The Governor of Washington even came out with specific instructions on real estate showings.   Self-showings are cool but he is now allowing two people to meet at a property as long as they stay far enough apart.

But I ask the questions, WTF is so important about real estate that you have to see it in the middle of pandemic.  Or, let me put it another way, are you too shortsighted to see that after this is over, our entire world economy will go through the biggest reboot since 2008 and the number of people working that own homes and/or want to buy a home will decrease significantly?

In other words, prices have to come down.  

Priorities come this new era will be to restart business and lives, not relax and lay roots.

HOW TO HELP SELLERS

People will have to sell out of this because they have lost their job.  They become renters because they can't qualify.  But, what if we had a program where someone could make your mortgage payment for you and receive that much of a percentage interest in the equity of your property and/or get paid back when you sell?

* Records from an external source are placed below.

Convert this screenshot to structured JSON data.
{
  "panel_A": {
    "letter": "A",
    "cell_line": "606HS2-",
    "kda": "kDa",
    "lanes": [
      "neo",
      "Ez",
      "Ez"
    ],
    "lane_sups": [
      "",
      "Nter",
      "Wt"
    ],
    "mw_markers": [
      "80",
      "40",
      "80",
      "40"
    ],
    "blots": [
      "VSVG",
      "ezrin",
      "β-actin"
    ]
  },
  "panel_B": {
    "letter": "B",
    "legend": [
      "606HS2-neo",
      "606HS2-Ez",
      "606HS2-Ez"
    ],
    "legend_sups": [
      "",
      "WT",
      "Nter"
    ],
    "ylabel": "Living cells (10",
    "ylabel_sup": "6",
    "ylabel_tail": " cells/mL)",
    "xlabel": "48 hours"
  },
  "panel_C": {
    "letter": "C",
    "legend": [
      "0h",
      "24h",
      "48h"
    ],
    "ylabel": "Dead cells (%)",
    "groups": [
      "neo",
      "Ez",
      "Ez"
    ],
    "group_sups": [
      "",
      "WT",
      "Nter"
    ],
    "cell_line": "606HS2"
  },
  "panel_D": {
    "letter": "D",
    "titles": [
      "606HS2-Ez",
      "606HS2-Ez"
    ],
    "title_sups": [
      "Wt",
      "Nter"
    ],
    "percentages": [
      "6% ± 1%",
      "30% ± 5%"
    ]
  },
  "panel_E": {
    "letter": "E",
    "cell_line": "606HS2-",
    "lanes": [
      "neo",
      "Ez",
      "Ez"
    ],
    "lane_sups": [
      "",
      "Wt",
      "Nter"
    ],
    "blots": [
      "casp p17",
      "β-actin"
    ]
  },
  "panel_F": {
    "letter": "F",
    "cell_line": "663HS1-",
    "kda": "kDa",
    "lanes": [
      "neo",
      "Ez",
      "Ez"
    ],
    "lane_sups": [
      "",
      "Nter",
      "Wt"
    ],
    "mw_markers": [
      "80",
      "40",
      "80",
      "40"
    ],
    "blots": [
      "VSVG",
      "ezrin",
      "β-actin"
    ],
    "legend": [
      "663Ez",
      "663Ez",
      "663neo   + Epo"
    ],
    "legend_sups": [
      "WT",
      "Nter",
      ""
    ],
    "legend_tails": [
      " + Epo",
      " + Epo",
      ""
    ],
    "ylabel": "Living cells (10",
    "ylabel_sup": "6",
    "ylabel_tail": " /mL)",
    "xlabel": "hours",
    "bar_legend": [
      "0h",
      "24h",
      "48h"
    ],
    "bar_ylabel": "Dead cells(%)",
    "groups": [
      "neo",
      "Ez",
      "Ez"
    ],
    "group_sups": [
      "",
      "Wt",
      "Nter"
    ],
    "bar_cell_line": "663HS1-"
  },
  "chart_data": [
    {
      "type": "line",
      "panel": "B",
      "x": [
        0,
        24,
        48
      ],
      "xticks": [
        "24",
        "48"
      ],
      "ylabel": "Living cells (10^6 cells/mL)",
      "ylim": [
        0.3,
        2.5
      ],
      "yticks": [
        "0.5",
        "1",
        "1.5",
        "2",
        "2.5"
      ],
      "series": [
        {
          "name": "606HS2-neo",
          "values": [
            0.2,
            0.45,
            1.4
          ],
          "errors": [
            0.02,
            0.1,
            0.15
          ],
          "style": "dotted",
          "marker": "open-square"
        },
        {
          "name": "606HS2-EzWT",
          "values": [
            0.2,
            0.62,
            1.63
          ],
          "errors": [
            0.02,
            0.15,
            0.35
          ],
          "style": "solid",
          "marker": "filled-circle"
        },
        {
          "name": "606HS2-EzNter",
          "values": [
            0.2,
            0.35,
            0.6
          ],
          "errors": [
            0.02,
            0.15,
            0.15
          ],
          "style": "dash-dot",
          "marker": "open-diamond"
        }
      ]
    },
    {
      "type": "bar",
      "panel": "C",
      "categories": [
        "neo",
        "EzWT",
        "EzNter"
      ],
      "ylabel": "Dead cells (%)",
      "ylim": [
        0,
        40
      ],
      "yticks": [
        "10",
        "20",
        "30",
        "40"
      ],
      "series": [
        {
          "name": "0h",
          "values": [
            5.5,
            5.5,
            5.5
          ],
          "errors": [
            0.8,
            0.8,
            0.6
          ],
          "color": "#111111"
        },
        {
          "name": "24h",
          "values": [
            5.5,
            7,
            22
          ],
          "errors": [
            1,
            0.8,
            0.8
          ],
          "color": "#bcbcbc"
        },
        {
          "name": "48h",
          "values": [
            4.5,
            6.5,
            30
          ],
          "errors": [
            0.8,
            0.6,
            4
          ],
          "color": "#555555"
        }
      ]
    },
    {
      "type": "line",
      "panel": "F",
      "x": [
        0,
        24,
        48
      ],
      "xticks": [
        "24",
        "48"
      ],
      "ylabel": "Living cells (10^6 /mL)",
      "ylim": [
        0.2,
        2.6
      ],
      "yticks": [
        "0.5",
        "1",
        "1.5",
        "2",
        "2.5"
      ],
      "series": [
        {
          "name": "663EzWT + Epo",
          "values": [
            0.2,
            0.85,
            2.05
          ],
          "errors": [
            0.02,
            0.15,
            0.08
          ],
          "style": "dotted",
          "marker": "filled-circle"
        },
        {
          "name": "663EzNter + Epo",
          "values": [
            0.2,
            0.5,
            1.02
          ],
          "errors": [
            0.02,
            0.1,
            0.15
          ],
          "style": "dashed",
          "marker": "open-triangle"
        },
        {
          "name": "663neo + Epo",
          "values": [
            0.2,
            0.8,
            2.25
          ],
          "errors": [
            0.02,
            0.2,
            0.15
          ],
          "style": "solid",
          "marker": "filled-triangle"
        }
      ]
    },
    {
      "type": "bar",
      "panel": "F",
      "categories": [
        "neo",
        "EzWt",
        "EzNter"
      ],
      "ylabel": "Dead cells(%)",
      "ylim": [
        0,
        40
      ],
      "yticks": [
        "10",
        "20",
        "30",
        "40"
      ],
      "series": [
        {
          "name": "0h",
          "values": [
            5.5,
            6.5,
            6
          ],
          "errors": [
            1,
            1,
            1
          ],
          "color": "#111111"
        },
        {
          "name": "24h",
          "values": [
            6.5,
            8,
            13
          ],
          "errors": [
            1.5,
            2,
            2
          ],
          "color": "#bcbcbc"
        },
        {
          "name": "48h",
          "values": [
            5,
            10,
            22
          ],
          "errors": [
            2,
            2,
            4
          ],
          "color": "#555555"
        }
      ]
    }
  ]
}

If people are going to be out of work for a year and have a $1000 payment, isn't it smarter to give people $12,000, have them fairly repay it and avoid court costs, legal fees,  moving fees, unsighted economic struggles to go along with the emotional embarrassment and sorrow.

Years ago, the FHA had a program that allowed for what is called crowd sharing today.  A SAM, Shared Appreciation Mortgage which allowed an owner occupant of a property to get anyone to put up the required cash for the down payment and/or closing cost up to 100% of the funds needed.  In return, they would share in the increase in the value of the property.  

These were popular in the 80's but lost their luster and the program was discontinued because of a bad market.

It's time to bring it back.  The first step is to make FHA, Fannie Mae and Freddie Mac allow it.  Even for existing loans.  It's a win-win.